Other Recipes You May Enjoy
- Fall Pumpkin Spice Roll Cake
- The Best Cinnamon Rolls Ever
- Sweet Potato Casserole with Marshmallows
- Apple Cheesecake Bars – A Thanksgiving Favorite
Conclusion
This cinnamon roll cake with cream cheese frosting is the perfect Thanksgiving dessert when you want something cozy, festive, and stress-free. With simple ingredients and easy steps, it delivers all the joy of cinnamon rolls in half the time. Try it this season, and you’ll have a new family favorite. For more sweet holiday ideas, check out my Pinterest board for inspiration.

Cinnamon Roll Cake with Cream Cheese Frosting
Equipment
- 8×8-inch baking dish
- Mixing bowls
- Hand mixer or stand mixer
- Measuring cups and spoons
- Knife (for swirling)
Ingredients
- 1 ½ cups all-purpose or cake flour
- ½ cup granulated sugar
- 2 teaspoons baking powder
- ¼ teaspoon salt
- ¾ cup milk
- 1 large egg
- 1 teaspoon vanilla extract
- ¼ cup butter, melted
- ½ cup butter, softened (for swirl)
- ½ cup brown sugar
- 1 tablespoon flour (for swirl)
- 1 tablespoon ground cinnamon
- Butter (for frosting)
- Cream cheese
- Powdered sugar
- Vanilla extract
- Milk (as needed)
Instructions
- Preheat oven to 350°F. Grease an 8×8-inch baking dish.

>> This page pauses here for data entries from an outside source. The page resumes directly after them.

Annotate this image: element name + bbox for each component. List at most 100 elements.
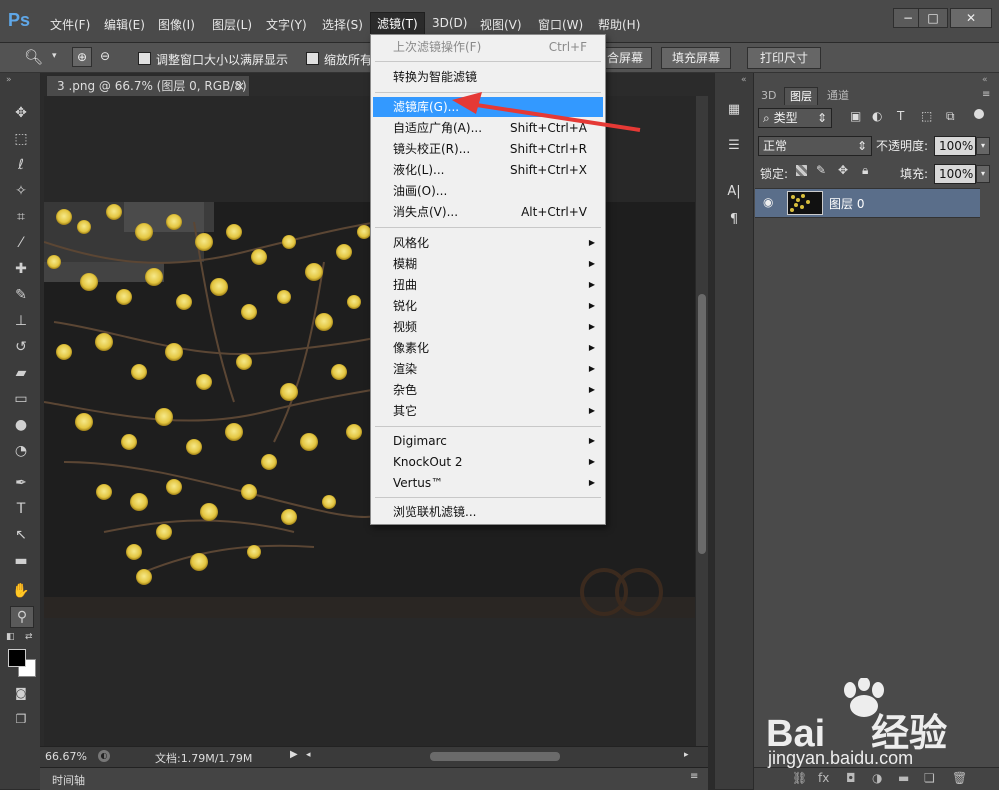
menu-item-vanishing-point[interactable]: 消失点(V)... Alt+Ctrl+V	[373, 202, 603, 222]
layer-name[interactable]: 图层 0	[829, 195, 864, 212]
timeline-menu-icon[interactable]: ≡	[690, 771, 698, 782]
menu-item-lens-correction[interactable]: 镜头校正(R)... Shift+Ctrl+R	[373, 139, 603, 159]
menu-help[interactable]: 帮助(H)	[598, 16, 640, 33]
blend-mode-select[interactable]: 正常 ⇕	[758, 136, 872, 156]
close-button[interactable]: ✕	[950, 8, 992, 28]
close-tab-icon[interactable]: ×	[235, 76, 245, 96]
filter-adjustment-icon[interactable]: ◐	[872, 109, 882, 123]
menu-type[interactable]: 文字(Y)	[266, 16, 307, 33]
magic-wand-tool-icon[interactable]: ✧	[10, 181, 32, 201]
vertical-scroll-thumb[interactable]	[698, 294, 706, 554]
menu-item-digimarc[interactable]: Digimarc ▶	[373, 431, 603, 451]
eyedropper-tool-icon[interactable]: ⁄	[10, 233, 32, 253]
filter-shape-icon[interactable]: ⬚	[921, 109, 932, 123]
lock-position-icon[interactable]: ✥	[838, 163, 848, 177]
layer-thumbnail[interactable]	[787, 191, 823, 215]
menu-layer[interactable]: 图层(L)	[212, 16, 252, 33]
crop-tool-icon[interactable]: ⌗	[10, 207, 32, 227]
eye-icon[interactable]: ◉	[763, 195, 773, 209]
scroll-left-arrow-icon[interactable]: ◂	[306, 750, 311, 760]
brush-tool-icon[interactable]: ✎	[10, 285, 32, 305]
menu-item-vertus[interactable]: Vertus™ ▶	[373, 473, 603, 493]
zoom-all-checkbox[interactable]	[306, 52, 319, 65]
zoom-tool-icon-active[interactable]: ⚲	[10, 606, 34, 628]
panel-collapse-icon[interactable]: «	[982, 75, 988, 85]
print-size-button[interactable]: 打印尺寸	[747, 47, 822, 69]
screen-mode-icon[interactable]: ❐	[10, 709, 32, 729]
healing-brush-tool-icon[interactable]: ✚	[10, 259, 32, 279]
hand-tool-icon[interactable]: ✋	[10, 581, 32, 601]
status-info-icon[interactable]: ◐	[98, 750, 110, 762]
maximize-button[interactable]: □	[918, 8, 948, 28]
zoom-tool-icon[interactable]: 🔍︎	[24, 48, 43, 66]
swap-colors-icon[interactable]: ⇄	[25, 632, 33, 642]
foreground-color-swatch[interactable]	[8, 649, 26, 667]
lasso-tool-icon[interactable]: ℓ	[10, 155, 32, 175]
menu-view[interactable]: 视图(V)	[480, 16, 522, 33]
menu-item-last-filter[interactable]: 上次滤镜操作(F) Ctrl+F	[373, 37, 603, 57]
menu-image[interactable]: 图像(I)	[158, 16, 195, 33]
fill-screen-button[interactable]: 填充屏幕	[661, 47, 732, 69]
lock-image-icon[interactable]: ✎	[816, 163, 826, 177]
type-tool-icon[interactable]: T	[10, 499, 32, 519]
menu-item-browse-filters-online[interactable]: 浏览联机滤镜...	[373, 502, 603, 522]
histogram-panel-icon[interactable]: ▦	[724, 101, 744, 119]
layer-filter-select[interactable]: ⌕ 类型 ⇕	[758, 108, 832, 128]
filter-type-icon[interactable]: T	[897, 109, 904, 123]
default-colors-icon[interactable]: ◧	[6, 632, 15, 642]
tool-preset-dropdown-icon[interactable]: ▾	[52, 51, 57, 61]
zoom-out-icon[interactable]: ⊖	[96, 47, 114, 65]
zoom-in-icon[interactable]: ⊕	[72, 47, 92, 67]
expand-dock-icon[interactable]: «	[741, 75, 747, 85]
character-panel-icon[interactable]: A|	[724, 183, 744, 201]
document-tab[interactable]: 3 .png @ 66.7% (图层 0, RGB/8) ×	[46, 75, 250, 97]
opacity-input[interactable]: 100%	[934, 136, 976, 156]
menu-edit[interactable]: 编辑(E)	[104, 16, 145, 33]
menu-item-stylize[interactable]: 风格化 ▶	[373, 233, 603, 253]
panel-menu-icon[interactable]: ≡	[982, 89, 990, 100]
lock-transparent-icon[interactable]	[796, 165, 807, 176]
history-panel-icon[interactable]: ☰	[724, 137, 744, 155]
horizontal-scroll-thumb[interactable]	[430, 752, 560, 761]
fill-input[interactable]: 100%	[934, 164, 976, 184]
menu-file[interactable]: 文件(F)	[50, 16, 90, 33]
menu-3d[interactable]: 3D(D)	[432, 16, 467, 30]
scroll-right-arrow-icon[interactable]: ▸	[684, 750, 689, 760]
opacity-dropdown-icon[interactable]: ▾	[976, 137, 990, 155]
menu-item-pixelate[interactable]: 像素化 ▶	[373, 338, 603, 358]
filter-smart-object-icon[interactable]: ⧉	[946, 109, 955, 124]
menu-item-knockout[interactable]: KnockOut 2 ▶	[373, 452, 603, 472]
tab-layers[interactable]: 图层	[784, 87, 818, 105]
move-tool-icon[interactable]: ✥	[10, 103, 32, 123]
zoom-level[interactable]: 66.67%	[45, 750, 87, 763]
quick-mask-icon[interactable]: ◙	[10, 683, 32, 703]
resize-windows-checkbox[interactable]	[138, 52, 151, 65]
lock-all-icon[interactable]: 🔒︎	[862, 163, 868, 178]
timeline-tab[interactable]: 时间轴	[52, 772, 85, 788]
paragraph-panel-icon[interactable]: ¶	[724, 211, 744, 229]
menu-item-convert-smart-filters[interactable]: 转换为智能滤镜	[373, 67, 603, 87]
menu-item-oil-paint[interactable]: 油画(O)...	[373, 181, 603, 201]
rectangle-tool-icon[interactable]: ▬	[10, 551, 32, 571]
menu-item-render[interactable]: 渲染 ▶	[373, 359, 603, 379]
filter-pixel-icon[interactable]: ▣	[850, 109, 861, 123]
path-selection-tool-icon[interactable]: ↖	[10, 525, 32, 545]
clone-stamp-tool-icon[interactable]: ⊥	[10, 311, 32, 331]
menu-filter[interactable]: 滤镜(T)	[370, 12, 425, 36]
menu-item-other[interactable]: 其它 ▶	[373, 401, 603, 421]
status-menu-arrow-icon[interactable]: ▶	[290, 749, 298, 760]
menu-item-liquify[interactable]: 液化(L)... Shift+Ctrl+X	[373, 160, 603, 180]
tab-channels[interactable]: 通道	[822, 87, 854, 104]
fill-dropdown-icon[interactable]: ▾	[976, 165, 990, 183]
pen-tool-icon[interactable]: ✒	[10, 473, 32, 493]
gradient-tool-icon[interactable]: ▭	[10, 389, 32, 409]
menu-item-sharpen[interactable]: 锐化 ▶	[373, 296, 603, 316]
menu-select[interactable]: 选择(S)	[322, 16, 363, 33]
menu-item-blur[interactable]: 模糊 ▶	[373, 254, 603, 274]
menu-window[interactable]: 窗口(W)	[538, 16, 583, 33]
history-brush-tool-icon[interactable]: ↺	[10, 337, 32, 357]
filter-toggle-icon[interactable]	[974, 109, 984, 119]
dodge-tool-icon[interactable]: ◔	[10, 441, 32, 461]
menu-item-video[interactable]: 视频 ▶	[373, 317, 603, 337]
menu-item-noise[interactable]: 杂色 ▶	[373, 380, 603, 400]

- In a bowl, mix flour, sugar, baking powder, and salt. Add milk, egg, and vanilla. Stir until smooth. Fold in melted butter. Spread batter into prepared pan.
- In another bowl, mix softened butter, brown sugar, flour, and cinnamon. Drop spoonfuls over batter and swirl with a knife.
- Bake for 30–37 minutes, or until a toothpick inserted in the center comes out clean.
- For the frosting: Beat butter and cream cheese until smooth. Add powdered sugar, vanilla, and enough milk for a creamy consistency.
- Drizzle or spread frosting over warm cake before serving.